Dec. 7, 2012 -- Editor's Note: This is the latest in an ongoing series about the building blocks that lawmakers could put on the table as they search for a deal to avert the fiscal cliff.
At a sprawling 25,000-square-foot factory outside Dayton, Ohio, David Curliss manufactures high-tech composite fibers, structural adhesives and special sealants known as syntactic foams. The small business he founded a decade ago has grown steadily since the recession, employing 21 workers on several production lines.
But now, with a tax hike on the horizon as part of a deficit-reduction deal as envisioned by President Obama and the Democrats, it may become more difficult to expand his business and hire, Curliss says.
"What it absolutely means is less cash for growth in my business," he told ABC News. "In the worst-case scenario, it means we let someone go or have to reduce benefits."
Curliss is among an estimated 940,000 Americans who will report more than $200,000 in business income on their individual tax returns in 2013 and pay at the top marginal rates, according to the bipartisan Joint Committee on Taxation.
They are now at the center of the political storm over the "fiscal cliff" and debate on whether to raise top income tax rates at the end of the year.
Obama wants the two upper tax brackets to rise from 33 and 35 percent to 36 and 39.6 percent, respectively. Republicans staunchly oppose any increase, largely citing the impact on companies like Curliss'.
Performance Polymer Solutions, like thousands of small businesses, is structured as a so-called "pass-through" entity with the firm's income and profits passed directly to Curliss for reporting on his 1040. The company itself does not pay taxes.
On paper, the extra cash makes Curliss look like a rich man, subjecting his income to the top rates. Yet, he never actually sees the business income in his paycheck, he says. Instead, the money is kept inside the business to help it grow.
"Raising the top rates means there will be less cash in my company to reinvest in employees and benefits and equipment," he said.
Democrats, defending the need for revenue from the top 2 percent of U.S. income earners to help close the budget gap, say cases like Curliss' are the exception not the rule.
"Ninety-seven percent of small businesses would not see any increases in their income taxes," Obama said Thursday. "And even folks who make more than $250,000 would still have a tax break for their incomes up to $250,000."
Just 3 percent of more than 30 million Americans who report business income on their personal returns next year will pay at the top marginal rates, the Joint Committee found.
Many of them, colloquially referred to as "business owners," include independent doctors, lawyers and hedge fund managers whose companies are set up as "pass-through" entities with high incomes and few employees.
Experts say the vast majority of businesses paying taxes through the individual code are very small, make very little money and don't come remotely close to having to pay higher taxes if Obama gets his way.
The average income of a business that reports on an individual tax return is about $40,000, according to the Tax Policy Center.
"Most of these are sole proprietorships and their number of employees is zero," said Howard Gleckman, an analyst with the Center, noting that self-employed taxpayers include babysitters, plumbers and investors.

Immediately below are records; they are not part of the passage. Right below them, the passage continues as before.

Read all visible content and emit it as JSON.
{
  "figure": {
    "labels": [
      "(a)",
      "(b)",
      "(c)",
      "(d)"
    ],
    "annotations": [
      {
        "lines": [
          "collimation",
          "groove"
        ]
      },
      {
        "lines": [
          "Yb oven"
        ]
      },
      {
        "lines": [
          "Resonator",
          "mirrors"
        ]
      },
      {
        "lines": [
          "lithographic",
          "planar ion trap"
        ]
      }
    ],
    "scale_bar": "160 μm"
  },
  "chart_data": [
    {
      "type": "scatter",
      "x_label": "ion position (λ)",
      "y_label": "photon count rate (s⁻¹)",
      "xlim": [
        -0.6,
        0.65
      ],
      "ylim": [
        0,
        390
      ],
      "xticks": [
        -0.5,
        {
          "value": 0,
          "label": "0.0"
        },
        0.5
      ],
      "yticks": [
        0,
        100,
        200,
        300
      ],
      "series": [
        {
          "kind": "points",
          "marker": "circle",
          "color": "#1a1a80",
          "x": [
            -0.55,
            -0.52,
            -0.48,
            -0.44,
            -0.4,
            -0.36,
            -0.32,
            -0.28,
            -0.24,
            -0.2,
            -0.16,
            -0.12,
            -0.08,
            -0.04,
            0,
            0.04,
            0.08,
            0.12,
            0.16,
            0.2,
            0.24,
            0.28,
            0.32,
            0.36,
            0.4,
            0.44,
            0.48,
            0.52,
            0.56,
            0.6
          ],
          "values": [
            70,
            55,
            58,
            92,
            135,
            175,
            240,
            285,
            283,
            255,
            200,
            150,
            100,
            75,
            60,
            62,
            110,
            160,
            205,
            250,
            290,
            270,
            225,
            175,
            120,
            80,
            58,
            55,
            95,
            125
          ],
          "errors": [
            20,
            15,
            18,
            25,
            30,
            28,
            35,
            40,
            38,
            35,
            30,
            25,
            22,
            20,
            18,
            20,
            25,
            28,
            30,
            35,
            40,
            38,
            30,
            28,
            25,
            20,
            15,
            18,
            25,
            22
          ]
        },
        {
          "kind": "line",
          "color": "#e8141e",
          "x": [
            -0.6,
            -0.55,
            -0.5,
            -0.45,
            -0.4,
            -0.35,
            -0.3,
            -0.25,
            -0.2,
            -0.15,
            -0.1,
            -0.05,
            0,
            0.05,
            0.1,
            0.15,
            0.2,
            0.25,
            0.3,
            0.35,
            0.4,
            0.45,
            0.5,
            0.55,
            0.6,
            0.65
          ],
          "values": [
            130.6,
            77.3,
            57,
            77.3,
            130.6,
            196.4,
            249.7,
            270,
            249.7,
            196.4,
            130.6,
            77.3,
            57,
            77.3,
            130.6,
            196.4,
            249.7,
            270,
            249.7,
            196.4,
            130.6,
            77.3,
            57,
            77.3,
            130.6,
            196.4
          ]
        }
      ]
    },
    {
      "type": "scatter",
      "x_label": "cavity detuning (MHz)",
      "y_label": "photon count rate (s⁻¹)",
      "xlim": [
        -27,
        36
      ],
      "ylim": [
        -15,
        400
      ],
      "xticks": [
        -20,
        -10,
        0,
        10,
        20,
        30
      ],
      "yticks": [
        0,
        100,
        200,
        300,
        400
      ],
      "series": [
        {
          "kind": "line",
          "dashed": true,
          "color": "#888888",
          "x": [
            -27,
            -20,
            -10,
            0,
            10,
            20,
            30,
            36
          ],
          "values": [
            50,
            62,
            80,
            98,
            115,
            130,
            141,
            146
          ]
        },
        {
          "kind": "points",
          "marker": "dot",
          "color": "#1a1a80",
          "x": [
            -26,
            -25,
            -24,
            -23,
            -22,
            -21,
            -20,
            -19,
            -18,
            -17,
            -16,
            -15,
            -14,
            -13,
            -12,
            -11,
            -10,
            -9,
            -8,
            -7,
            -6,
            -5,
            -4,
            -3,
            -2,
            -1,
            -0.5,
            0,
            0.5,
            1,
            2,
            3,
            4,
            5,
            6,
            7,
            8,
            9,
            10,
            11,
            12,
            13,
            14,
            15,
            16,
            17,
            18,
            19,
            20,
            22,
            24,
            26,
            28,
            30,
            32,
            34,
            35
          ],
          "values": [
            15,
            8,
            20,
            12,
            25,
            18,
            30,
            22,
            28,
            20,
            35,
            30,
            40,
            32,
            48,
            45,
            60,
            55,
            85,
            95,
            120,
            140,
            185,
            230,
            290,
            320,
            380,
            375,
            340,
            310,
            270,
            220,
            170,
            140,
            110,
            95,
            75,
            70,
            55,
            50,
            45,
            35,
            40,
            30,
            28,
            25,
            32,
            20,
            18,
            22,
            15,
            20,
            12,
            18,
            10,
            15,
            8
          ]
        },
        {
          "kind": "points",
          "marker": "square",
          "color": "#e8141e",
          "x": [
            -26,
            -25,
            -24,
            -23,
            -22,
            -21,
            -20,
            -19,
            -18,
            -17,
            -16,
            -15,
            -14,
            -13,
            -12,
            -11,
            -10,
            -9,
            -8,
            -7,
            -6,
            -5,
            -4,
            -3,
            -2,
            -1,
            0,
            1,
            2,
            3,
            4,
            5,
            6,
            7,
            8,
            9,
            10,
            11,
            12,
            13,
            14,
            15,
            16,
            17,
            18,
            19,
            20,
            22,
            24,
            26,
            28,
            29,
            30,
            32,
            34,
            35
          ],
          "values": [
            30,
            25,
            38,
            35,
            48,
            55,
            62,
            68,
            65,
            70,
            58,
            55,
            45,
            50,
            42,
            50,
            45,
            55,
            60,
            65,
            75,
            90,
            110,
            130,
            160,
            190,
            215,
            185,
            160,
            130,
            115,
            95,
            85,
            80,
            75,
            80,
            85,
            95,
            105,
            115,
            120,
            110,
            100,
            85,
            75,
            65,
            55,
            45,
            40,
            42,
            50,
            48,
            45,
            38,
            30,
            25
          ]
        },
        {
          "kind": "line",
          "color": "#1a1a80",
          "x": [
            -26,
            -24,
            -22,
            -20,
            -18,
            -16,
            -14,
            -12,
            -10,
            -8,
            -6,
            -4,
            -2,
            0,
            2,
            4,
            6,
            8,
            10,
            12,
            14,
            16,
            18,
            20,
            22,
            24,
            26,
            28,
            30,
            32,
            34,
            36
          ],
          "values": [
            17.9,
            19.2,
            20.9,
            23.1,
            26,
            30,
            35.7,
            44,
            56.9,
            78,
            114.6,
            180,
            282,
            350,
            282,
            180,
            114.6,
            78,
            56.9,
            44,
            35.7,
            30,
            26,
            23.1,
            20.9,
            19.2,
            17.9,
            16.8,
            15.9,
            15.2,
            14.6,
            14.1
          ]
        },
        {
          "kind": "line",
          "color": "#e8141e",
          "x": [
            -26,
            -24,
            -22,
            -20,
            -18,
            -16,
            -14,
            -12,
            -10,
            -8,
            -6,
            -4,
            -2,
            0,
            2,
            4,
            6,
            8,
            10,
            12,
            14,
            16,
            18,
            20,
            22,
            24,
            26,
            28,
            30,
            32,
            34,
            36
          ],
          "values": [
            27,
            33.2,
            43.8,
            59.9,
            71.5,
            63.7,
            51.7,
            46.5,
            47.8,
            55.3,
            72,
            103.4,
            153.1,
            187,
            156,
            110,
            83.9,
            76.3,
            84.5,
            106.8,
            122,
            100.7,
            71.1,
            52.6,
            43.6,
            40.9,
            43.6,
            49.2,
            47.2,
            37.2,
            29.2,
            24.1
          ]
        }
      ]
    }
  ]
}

"All things equal, the lower the taxes, the better off we all are," Gleckman said. "The trade-off, though, is that if you believe the budget deficit is a big economic problem, and if you believe that the ultimate consequence of ongoing high deficits is higher interest rates, well then that's a cost, too."
Allowing the Bush-era tax cuts to expire for individuals earning more than $200,000 a year and families making $250,000 a year would raise $836 billion over the next decade, according to the White House.
The national debt currently exceeds $16 trillion. During each of the first four years of Obama's term, the federal budget deficit topped $1 trillion.
Increasing tax rates on upper-income earners will make little dent in a mountain of debt while undermining job creation at the same time, Republicans say.
They point to research by the Joint Committee on Taxation that shows Curliss and the 940,000 top-end filers with business income account for 53 percent of the total $1.3 trillion in all business income reported by more than 30 million filers across the U.S.
"Raising taxes on small businesses is only going to make it harder for our economy to grow," said House Speaker John Boehner last week. "And if our economy doesn't grow, Americans don't get new jobs, and the debt problem that we have will continue to threaten our children's future. "
Republicans also cite a study by the nonpartisan Congressional Budget Office last month which found a small but measureable impact on jobs and economic growth if the existing top tax cuts are allowed to expire.
Higher rates on the top 2 percent of earners would mean 0.1 percent slower annual growth in GDP and the creation of 200,000 fewer jobs than would occur if current rates were extended, CBO found. Progressives call the impact "minimal."
Curliss said regardless of the numbers, his business will be challenged by higher rates, possibly sidelining a budding opportunity to expand production with another Ohio company.
"It takes cash to develop new business opportunities," he said. "It takes cash to put in new manufacturing equipment."
"If somebody's going to tell you they're going to take more money away from you that can't do anything but frustrate you when you're trying to grow business and create job opportunities for people," he said.